Nikola Tesla - Alternating Current - An Article from the Newspaper Archives of 1889

Manufacturer and Inventor, London, Middlesex, UK, page 20. December 18, 1889.

CONTINUOUS CURRENTS FROM ALTERNATING CURRENTS.--The problem of obtaining continuous currents from alternating is one that has received not a little attention, and various solutions have been offered on both sides of the Atlantic. The New York correspondent of the Electrician says that Mr. Nikola Tesla has applied himself to the matter, and now offers a simple and ingenious solution. His idea and method consist broadly in directing the waves of an alternating current so as to produce continuous currents by developing in the branches of an alternating-current circuit certain manifestations of energy or active opposite resistances by which the alternating-current waves of opposite sign are diverted through different circuits. Thus the currents of different sign are, so to speak, sifted out: those of one sign passing over one branch, and those of an opposite sign over the other. There may thus be obtained from an alternating current two or more direct currents without the employment of a commutator. Mr. Tesla proposes both electrical and electro-magnetic methods for achieving this result. In the electrical method the device to create an electromotive force counter to the waves of current on one side may, for example, be batteries or continuous-current machines.

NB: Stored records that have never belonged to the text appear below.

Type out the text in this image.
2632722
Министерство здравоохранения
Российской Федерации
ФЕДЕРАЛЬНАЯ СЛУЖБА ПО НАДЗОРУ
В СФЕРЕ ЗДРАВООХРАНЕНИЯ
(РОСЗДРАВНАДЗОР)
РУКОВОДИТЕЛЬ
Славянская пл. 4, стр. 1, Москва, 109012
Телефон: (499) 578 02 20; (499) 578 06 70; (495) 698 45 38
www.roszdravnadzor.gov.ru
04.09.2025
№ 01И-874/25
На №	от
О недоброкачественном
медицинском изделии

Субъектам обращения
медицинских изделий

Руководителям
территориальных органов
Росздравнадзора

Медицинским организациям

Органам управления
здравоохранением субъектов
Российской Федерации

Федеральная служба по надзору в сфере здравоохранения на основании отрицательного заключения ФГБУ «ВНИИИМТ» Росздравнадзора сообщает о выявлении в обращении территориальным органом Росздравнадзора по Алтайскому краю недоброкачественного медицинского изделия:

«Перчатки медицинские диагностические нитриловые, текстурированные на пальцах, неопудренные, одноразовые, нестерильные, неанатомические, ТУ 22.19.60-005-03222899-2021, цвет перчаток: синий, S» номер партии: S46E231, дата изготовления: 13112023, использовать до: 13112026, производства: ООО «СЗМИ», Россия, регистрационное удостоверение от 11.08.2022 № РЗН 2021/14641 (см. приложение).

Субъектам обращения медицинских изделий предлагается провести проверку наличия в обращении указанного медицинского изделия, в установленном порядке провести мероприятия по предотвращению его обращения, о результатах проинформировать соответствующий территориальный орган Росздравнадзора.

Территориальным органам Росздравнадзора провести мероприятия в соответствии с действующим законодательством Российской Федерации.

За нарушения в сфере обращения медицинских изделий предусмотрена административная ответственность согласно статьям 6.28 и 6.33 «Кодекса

In the electro-magnetic method, instead of producing the electromotive force in each branch of the circuit, a field of force may be established, and the branches be led through it in such a manner that an active opposition will be developed therein by the passage, or tendency to pass, of the alternations of current. Another purely magnetic method is that wherein Mr. Tesla employs two strong permanent magnets, the armatures of which are built up of thin laminae of soft iron or steel, the amount of magnetic metal which they contain being so calculated that they will be nearly or fully saturated by the magnets.